1. The utility model provides a put pedal torque force sensor system of motor in bicycle which characterized in that: the crank (1) is connected with a middle shaft core (2), the middle shaft core (2) is connected with a one-way ratchet wheel (4), a spring (5) is circumferentially arranged along the outer side of the one-way ratchet wheel (4), the one-way ratchet wheel (4) compresses the spring (5), the spring (5) acts on a transmission shaft sleeve (3) through a compression force, a chain wheel seat (6) is fixedly connected to the transmission shaft sleeve (3), and a chain wheel is fixedly arranged on the chain wheel seat (6);

the head of the middle shaft core (2) is provided with a trapezoidal spline groove, the one-way ratchet (4) concentric with the middle shaft core (2) comprises an upper ratchet part and a lower ratchet part, the upper ratchet part acts on the trapezoidal spline groove, the lower ratchet part acts on the spring (5), and the one-way function is realized through sliding and meshing;

the rotating shaft sleeve (8) is sleeved at the tail part of the middle shaft core (2) through the friction sleeve (9), and when the middle shaft core (2) and the transmission shaft sleeve (3) generate rotary displacement, the pressure sensing head (12) arranged between the rotating shaft sleeve (8) and the rotating block (7) generates resistance change.
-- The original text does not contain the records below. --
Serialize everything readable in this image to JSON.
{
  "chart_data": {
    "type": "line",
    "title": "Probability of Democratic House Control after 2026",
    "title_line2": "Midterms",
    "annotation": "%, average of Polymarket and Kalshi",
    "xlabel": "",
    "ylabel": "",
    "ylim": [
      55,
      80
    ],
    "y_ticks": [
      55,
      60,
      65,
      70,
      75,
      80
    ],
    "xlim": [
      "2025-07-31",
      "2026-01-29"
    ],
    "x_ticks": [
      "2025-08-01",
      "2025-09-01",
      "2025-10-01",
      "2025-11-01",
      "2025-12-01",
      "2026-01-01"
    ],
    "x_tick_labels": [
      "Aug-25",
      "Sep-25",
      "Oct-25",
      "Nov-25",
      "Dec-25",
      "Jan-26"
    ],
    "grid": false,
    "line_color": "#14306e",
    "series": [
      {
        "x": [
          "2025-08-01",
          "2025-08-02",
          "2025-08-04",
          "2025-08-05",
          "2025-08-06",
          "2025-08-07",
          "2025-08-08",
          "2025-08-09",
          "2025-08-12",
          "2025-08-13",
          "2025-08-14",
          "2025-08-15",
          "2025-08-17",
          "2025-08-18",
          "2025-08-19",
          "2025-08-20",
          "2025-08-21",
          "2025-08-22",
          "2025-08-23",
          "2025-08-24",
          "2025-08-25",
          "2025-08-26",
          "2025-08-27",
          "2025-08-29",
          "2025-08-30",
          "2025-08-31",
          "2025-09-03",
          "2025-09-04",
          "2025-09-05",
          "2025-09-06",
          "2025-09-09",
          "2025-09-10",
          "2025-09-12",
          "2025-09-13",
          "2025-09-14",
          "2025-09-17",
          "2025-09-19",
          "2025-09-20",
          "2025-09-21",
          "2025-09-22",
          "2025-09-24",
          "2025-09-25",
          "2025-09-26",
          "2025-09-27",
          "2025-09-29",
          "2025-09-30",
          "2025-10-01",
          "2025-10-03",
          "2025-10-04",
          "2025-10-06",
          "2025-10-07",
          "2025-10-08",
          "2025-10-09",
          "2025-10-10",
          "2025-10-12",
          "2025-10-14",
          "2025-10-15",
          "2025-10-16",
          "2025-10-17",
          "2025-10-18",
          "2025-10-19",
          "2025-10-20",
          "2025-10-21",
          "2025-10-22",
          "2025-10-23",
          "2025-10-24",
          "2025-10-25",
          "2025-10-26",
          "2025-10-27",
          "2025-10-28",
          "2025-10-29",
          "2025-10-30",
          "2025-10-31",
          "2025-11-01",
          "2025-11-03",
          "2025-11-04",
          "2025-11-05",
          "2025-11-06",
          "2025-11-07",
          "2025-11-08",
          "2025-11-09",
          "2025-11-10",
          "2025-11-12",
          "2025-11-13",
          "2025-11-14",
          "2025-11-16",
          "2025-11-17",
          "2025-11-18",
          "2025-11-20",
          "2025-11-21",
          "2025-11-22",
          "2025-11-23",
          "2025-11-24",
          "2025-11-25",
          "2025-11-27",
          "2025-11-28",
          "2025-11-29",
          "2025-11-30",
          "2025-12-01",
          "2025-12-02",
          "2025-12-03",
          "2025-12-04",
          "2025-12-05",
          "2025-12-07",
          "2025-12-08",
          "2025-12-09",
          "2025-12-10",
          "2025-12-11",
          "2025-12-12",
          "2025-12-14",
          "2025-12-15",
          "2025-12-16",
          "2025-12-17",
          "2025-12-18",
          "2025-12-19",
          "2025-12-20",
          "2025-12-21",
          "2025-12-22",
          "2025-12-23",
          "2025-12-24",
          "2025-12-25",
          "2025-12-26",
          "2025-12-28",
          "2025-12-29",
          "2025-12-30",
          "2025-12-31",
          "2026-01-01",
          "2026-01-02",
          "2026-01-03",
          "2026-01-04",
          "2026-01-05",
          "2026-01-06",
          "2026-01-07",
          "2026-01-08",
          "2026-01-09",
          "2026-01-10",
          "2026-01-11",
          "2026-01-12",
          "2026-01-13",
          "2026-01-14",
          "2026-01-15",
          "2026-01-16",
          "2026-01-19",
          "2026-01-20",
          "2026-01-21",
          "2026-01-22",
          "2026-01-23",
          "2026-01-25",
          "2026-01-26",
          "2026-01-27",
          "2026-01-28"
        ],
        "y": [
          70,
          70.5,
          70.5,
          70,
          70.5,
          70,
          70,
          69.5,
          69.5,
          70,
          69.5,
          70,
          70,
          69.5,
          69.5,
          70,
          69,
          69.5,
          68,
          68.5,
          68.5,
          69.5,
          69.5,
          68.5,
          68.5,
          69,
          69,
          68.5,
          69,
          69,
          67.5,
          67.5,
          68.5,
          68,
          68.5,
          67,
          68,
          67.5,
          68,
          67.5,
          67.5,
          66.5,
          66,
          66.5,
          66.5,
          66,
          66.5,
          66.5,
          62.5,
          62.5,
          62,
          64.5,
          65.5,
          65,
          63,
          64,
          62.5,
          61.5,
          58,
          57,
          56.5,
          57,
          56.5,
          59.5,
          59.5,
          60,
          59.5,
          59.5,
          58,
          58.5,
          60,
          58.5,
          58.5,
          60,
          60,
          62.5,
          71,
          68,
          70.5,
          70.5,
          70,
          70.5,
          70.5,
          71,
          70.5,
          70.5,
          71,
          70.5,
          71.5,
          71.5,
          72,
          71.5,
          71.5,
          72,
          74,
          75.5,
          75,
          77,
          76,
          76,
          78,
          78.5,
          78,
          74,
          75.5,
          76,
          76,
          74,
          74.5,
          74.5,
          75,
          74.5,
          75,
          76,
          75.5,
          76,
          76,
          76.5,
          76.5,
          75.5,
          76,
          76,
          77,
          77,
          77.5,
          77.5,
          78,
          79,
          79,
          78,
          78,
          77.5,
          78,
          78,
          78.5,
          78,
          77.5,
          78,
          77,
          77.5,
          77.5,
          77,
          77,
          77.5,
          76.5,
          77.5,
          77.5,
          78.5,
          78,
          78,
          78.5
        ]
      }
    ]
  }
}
2. The system of claim 1, wherein the pedal torque sensor comprises: the chain wheel is connected with the wheel through a chain, the transmission shaft sleeve (3) is arranged outside the middle shaft core (2), and when the spring torsion is equal to the wheel resistance, the middle shaft core (2) and the transmission shaft sleeve (3) synchronously rotate through the spring (5).

3. The in-bicycle motor pedaling torque sensor system according to claim 1 or 2, wherein: the rotating shaft sleeve (8) is sleeved at the tail part of the transmission shaft sleeve (3) through a rotating block (7).

4. The system of claim 3, wherein the pedal torque sensor comprises: the resistance change generated by the pressure sensing head (12) is caused by the pressure difference between the rotating shaft sleeve (8) and the rotating block (7).

5. The system of claim 4, wherein the pedal torque sensor comprises: the pressure difference between the rotating shaft sleeve (8) and the rotating block (7) is caused by the rotation resistance of the friction sleeve (9).

6. The system of claim 4, wherein the pedal torque sensor comprises: the pressure sensing head (12) outputs linear resistance through a copper slip ring (10) and an elastic copper sheet (11) which are sleeved on the rotating shaft sleeve (8), and the motor is controlled to operate through a control signal of the control part (13).

7. The mid-motor pedaling torque sensor system for bicycles of claim 6, comprising: two copper slip rings (10) and two elastic copper sheets (11).